Big rains, wind, and cold temps will give anglers plenty to consider before the Elite Series event on Chickamauga.
Spring's temperamental tendencies will be on full display during the AFTCO Bassmaster Elite Series on Chickamauga Lake (April 7-10) and, while productive patterns may vary, success will come to those who best adapt to the dynamic playing field.
Stretching 58.9 miles from Watts Bar Dam to its namesake dam, this Tennessee River impoundment bears the name of the Chickamauga Cherokee, who once resided in the southern Tennessee region. Completed in 1940, the lake covers 36,240 surface acres with a maximum depth of 72 feet. Chickamauga's major tributary, the Hiwassee River, inflows south of the tournament's Dayton, Tenn. headquarters.
When practice began on Sunday, Chickamauga's water level was about four feet below normal pool of 683. Big rains on Tuesday and Wednesday brought more water into the river and will likely impact lake levels as the TVA moves the volume through the system.
Following the typical winter die-off, new growth grass has expanded well. Elite pro John Cox, who has notched two Bassmaster Open wins and an FLW Tour win on Chickamauga, has found good grass in about 3-8 feet of water and expects this classic spring habitat to play.
"The lake is a little dirtier than normal; I'm not able to see anything like (in past events)," Cox said. "With all this rain we're getting, it's probably going to be zero visibility. Good water clarity is about 3-4 inches in the areas I like to fish. I think that's due to the water being so low."
Lee Livesay, who won the 2020 Elite event on Chickamauga said he's believes the pre-tournament rains could benefit the fishing.
"It's going to change things for the better," Livesay said. "It's either going to put current in the lake and make the main river fish bite or they may shut (the Chickamauga Dam), raise the water level, and the fish will go to the bank."
While the week began pleasantly warm, the forecast says a cold front arriving on Day 2 will drop the daytime highs from the mid 60s to the low 50s. Overnight lows will plunge into the low 30s before the final day sees a significant warmup.
Early April often brings the potential for fireworks with waves of stocked Florida-strain largemouth bass flooding the banks. However, these fish do not handle weather changes well, so the cool down could forestall some of the shoreward movement and leave most of the fish in a prespawn staging mode.
On the downside, the front will bring big winds that'll whip up the offshore waters, while relentless waves pummel exposed mud banks and further increase turbidity.
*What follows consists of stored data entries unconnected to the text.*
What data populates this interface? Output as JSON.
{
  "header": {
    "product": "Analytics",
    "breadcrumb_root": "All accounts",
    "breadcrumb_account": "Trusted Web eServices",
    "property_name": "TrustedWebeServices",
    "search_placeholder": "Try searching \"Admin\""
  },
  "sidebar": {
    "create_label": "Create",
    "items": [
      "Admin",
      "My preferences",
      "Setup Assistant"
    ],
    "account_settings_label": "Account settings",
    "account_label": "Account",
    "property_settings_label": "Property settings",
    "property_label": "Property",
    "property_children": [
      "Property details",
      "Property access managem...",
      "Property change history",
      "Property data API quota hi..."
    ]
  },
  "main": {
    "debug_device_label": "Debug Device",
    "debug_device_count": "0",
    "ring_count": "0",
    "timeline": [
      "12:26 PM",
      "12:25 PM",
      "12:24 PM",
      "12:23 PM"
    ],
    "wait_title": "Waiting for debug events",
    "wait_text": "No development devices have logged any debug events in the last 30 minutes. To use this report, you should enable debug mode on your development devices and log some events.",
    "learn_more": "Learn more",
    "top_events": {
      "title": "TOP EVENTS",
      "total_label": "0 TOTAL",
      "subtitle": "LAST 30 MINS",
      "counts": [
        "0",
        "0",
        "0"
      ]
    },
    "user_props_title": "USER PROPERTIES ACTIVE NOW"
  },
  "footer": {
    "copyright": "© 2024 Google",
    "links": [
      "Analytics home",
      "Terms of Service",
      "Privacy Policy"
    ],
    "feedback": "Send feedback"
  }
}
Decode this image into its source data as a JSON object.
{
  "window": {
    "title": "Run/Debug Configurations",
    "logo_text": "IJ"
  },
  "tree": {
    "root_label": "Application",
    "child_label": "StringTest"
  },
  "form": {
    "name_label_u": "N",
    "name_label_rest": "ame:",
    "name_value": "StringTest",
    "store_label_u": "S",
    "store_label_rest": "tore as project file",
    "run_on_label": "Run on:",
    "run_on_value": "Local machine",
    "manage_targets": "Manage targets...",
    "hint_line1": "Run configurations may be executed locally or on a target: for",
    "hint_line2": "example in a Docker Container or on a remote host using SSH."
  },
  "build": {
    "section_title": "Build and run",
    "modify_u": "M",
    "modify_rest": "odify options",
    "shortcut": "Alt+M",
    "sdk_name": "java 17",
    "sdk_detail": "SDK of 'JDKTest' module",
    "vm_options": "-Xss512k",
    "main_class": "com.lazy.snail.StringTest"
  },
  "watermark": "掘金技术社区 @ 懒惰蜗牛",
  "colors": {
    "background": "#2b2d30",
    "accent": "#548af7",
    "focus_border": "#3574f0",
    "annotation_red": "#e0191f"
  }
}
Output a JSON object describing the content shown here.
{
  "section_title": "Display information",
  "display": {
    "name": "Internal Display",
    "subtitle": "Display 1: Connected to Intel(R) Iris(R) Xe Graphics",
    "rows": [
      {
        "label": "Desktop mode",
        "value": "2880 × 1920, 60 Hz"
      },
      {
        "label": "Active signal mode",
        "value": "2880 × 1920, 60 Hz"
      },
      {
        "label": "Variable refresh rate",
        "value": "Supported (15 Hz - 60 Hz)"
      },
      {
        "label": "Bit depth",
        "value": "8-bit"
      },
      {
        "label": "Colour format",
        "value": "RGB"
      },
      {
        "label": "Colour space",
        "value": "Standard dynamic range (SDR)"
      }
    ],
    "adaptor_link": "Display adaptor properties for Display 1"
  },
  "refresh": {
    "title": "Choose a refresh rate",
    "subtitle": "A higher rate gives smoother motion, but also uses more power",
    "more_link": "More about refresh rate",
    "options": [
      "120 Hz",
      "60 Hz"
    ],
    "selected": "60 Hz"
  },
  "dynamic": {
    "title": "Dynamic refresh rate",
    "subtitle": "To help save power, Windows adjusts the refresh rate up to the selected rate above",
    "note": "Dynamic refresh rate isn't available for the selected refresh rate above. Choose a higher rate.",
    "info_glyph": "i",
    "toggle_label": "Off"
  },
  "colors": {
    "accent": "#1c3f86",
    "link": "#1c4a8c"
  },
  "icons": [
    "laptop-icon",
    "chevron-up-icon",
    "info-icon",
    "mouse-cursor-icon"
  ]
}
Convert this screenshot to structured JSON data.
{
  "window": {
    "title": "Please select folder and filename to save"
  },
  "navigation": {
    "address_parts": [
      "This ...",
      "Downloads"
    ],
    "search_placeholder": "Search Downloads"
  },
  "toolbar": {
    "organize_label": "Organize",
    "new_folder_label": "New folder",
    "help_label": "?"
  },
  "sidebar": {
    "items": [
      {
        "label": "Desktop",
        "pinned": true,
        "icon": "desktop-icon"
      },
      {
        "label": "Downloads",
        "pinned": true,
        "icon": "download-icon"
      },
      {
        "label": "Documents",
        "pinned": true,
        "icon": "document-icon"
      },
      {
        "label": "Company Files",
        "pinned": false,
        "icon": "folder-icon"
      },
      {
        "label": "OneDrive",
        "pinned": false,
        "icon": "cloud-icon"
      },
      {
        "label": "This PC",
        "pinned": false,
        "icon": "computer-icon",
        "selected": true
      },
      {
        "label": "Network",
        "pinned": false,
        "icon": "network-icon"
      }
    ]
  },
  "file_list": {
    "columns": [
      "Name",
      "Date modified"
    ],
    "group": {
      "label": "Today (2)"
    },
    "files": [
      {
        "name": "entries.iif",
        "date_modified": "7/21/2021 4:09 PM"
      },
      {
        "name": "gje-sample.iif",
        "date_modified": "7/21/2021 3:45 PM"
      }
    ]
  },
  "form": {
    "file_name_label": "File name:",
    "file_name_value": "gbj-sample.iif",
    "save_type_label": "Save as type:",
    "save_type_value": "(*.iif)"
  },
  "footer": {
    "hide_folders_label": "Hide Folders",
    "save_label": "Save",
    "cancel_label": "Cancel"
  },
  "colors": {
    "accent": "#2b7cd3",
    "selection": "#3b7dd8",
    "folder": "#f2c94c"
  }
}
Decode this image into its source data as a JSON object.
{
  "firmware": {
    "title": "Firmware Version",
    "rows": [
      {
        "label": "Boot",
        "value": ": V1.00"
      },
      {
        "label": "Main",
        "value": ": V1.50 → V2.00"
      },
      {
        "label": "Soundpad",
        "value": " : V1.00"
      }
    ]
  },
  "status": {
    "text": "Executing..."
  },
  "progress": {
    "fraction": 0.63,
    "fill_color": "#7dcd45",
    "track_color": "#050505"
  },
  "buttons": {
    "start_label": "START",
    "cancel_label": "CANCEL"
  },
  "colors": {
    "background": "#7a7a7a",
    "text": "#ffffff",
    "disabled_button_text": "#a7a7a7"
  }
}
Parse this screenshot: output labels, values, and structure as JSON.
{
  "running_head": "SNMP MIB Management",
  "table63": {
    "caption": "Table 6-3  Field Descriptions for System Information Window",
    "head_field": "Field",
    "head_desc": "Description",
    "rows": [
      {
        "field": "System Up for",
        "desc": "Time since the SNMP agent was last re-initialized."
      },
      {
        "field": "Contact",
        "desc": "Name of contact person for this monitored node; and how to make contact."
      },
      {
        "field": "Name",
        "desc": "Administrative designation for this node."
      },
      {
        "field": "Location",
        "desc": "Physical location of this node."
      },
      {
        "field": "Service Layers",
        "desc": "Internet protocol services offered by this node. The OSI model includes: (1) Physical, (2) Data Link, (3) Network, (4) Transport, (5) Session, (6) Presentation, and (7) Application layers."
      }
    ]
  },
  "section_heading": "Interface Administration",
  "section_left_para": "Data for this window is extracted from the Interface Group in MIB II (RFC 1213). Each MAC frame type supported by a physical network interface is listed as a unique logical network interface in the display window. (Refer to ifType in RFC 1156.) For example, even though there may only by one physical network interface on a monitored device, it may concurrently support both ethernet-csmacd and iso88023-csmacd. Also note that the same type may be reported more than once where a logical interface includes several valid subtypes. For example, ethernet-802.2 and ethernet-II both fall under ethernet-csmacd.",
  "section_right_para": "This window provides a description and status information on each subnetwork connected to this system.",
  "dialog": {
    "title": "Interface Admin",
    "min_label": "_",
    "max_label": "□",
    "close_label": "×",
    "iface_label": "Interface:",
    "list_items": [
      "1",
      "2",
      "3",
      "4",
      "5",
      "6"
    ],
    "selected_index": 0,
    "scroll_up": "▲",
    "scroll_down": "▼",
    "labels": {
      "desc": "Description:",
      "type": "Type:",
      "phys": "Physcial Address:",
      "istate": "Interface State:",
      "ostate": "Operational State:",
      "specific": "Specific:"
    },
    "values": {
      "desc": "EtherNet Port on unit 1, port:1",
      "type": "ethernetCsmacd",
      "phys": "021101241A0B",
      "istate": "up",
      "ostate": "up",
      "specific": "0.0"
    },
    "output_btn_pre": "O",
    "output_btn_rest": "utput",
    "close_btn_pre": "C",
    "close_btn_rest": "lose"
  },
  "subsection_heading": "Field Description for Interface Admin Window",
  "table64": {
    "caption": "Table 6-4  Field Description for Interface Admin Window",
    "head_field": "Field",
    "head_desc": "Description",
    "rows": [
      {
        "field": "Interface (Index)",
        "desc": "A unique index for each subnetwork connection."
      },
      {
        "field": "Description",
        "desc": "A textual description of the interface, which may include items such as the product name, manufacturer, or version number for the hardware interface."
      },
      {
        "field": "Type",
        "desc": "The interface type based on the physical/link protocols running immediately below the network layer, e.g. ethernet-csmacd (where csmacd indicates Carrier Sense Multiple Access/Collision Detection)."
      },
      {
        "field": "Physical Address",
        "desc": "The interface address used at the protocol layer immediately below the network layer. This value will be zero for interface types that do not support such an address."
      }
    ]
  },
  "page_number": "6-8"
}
Once the weather system grips the lake, the bite could take a dramatic downturn.
How They'll Fish
When Livesay won in 2020, he topped that fall event mostly with a Scum Frog Launch Frog. That's unlikely to play much of a role for a spring event, but the usual mix of bladed jigs, swim jigs, spinnerbaits, crankbaits, and flipping rigs should get a good work out.
Characteristic of spring, Cox notes that the pre-tournament rain was warm. He's hopeful that this will help counteract the cold front's impact and keep the water temperature at a level favorable for some degree of spawning activity.
"I'm sure there will be some fish caught off of beds," Cox said. "I think people will catch them off beds, they just won't visually see them. I'm sure there will be some (sight fishing) in the clearer water, but I think it's going to be mostly fishing for them."
Ultimately, Cox said he's betting on the offshore game, as staging prespawners offer a more dependable game plan than hunting bed fish in low water clarity.
"I feel like it's going to be something like casting a lipless bait or a crankbait on those shallower bars," he said. "Or if someone sat in one spot on the edge of the grass and ended up winning, that wouldn't surprise me."
Also big on the offshore staging spots, Livesay said Chickamauga's reputation for "reloading" makes the notion of parking on a honey hole entirely possible.
"I definitely think a guy can win doing one thing and on one area," he said. "Somebody might have one shell bar or one backwater area where they get five to six fish a day and it keeps reloading.
"I really think a little local knowledge will help with the current this week. If (the TVA) pulls current, a few spots will open up and produce. Knowing where to go when the current's running could be key."
What's at Stake
The tournament winner will take home a $100,000 top prize. Bassmaster Elite events also award a daily $1,000 Phoenix Boats Big Bass prize, an overall $1,000 Phoenix Boats Big Bass prize, a $2,000 VMC Monster Bag prize (largest catch of the tournament), and a $1,000 BassTrakk bonus for the angler who most accurately reports his catches throughout the event.
Anglers will also earn points for the $100,000 Angler of the Year prize, while newcomers pursue the $10,000 Falcon Rods Rookie of the Year award.